Но тот отстраняющим жестом остановил его. Сказал полковнику тихо, одними губами:
— Младший лейтенант. Из училища...
Полковник молчал, отвечая только глазами, и Антон еще какую-то долю секунды смотрел на него и, окончательно утвердившись в догадке, повторил:
— Младший лейтенант... Шатько.
И оба они одновременно раскинули руки, обнялись крепко и молча, и лица при этом оставались напряженными, даже строгими.
Отпустили друг друга и обнялись снова. А потом, пряча глаза, оба бросились за сигаретами. Затянулись торопливо, нервно и лишь после первых затяжек снова посмотрели друг на друга и тогда заулыбались, заговорили, зашумели. И радостное, нервное их возбуждение: передалось всем.
— Как ты здесь? Откуда? Где остановился? — забросал Антон полковника вопросами, и тот едва успевал отвечать. — В гостинице? Останешься у нас! Завтра свободен? Отлично.
И начинал:
— А ты помнишь?.. — и тут же обрывал себя: — Потом. Ладно. Люсь! Постелешь нам обоим в Санькиной комнате — всю ночь будем говорить. Виктор, оставайся и ты. Не можешь? Ну, шут с тобой! Без тебя даже лучше...

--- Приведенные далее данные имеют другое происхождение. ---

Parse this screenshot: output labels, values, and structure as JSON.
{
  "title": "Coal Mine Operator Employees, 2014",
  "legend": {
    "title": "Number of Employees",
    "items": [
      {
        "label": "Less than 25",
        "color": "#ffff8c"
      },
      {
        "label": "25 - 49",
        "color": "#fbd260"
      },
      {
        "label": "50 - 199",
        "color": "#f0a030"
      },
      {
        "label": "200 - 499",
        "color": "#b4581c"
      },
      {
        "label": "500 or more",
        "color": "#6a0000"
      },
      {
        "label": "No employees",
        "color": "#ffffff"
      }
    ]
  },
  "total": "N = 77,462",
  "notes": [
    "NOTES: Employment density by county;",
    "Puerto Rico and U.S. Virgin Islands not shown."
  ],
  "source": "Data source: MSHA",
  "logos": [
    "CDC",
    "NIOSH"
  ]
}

В той же самой комнате сидели те же самые люди. И то же несчастье связывало их мысли. Но все теперь было по-другому. Применительно к Антону несчастье казалось опасным, но все-таки слабым врагом, не способным одолеть — не способным даже надломить! — мощную, полную жизни, богатую и щедрую его натуру. И потому теперь даже Геннадию были нелепы его собственные слова: «Потерял... Антон потерял голос». Конечно же нет! Не потерял. Отдал... Подарил... Раздарил людям. Щедро и радостно, не заботясь о том, насколько его хватит. И от прикосновения к его бескорыстному таланту кто-то, быть может, стал чище. Кто-то — счастливей. Кто-то — добрее... Но и это не все. Ведь Антон талантлив не только голосом. И, значит, щедрости его не настал конец.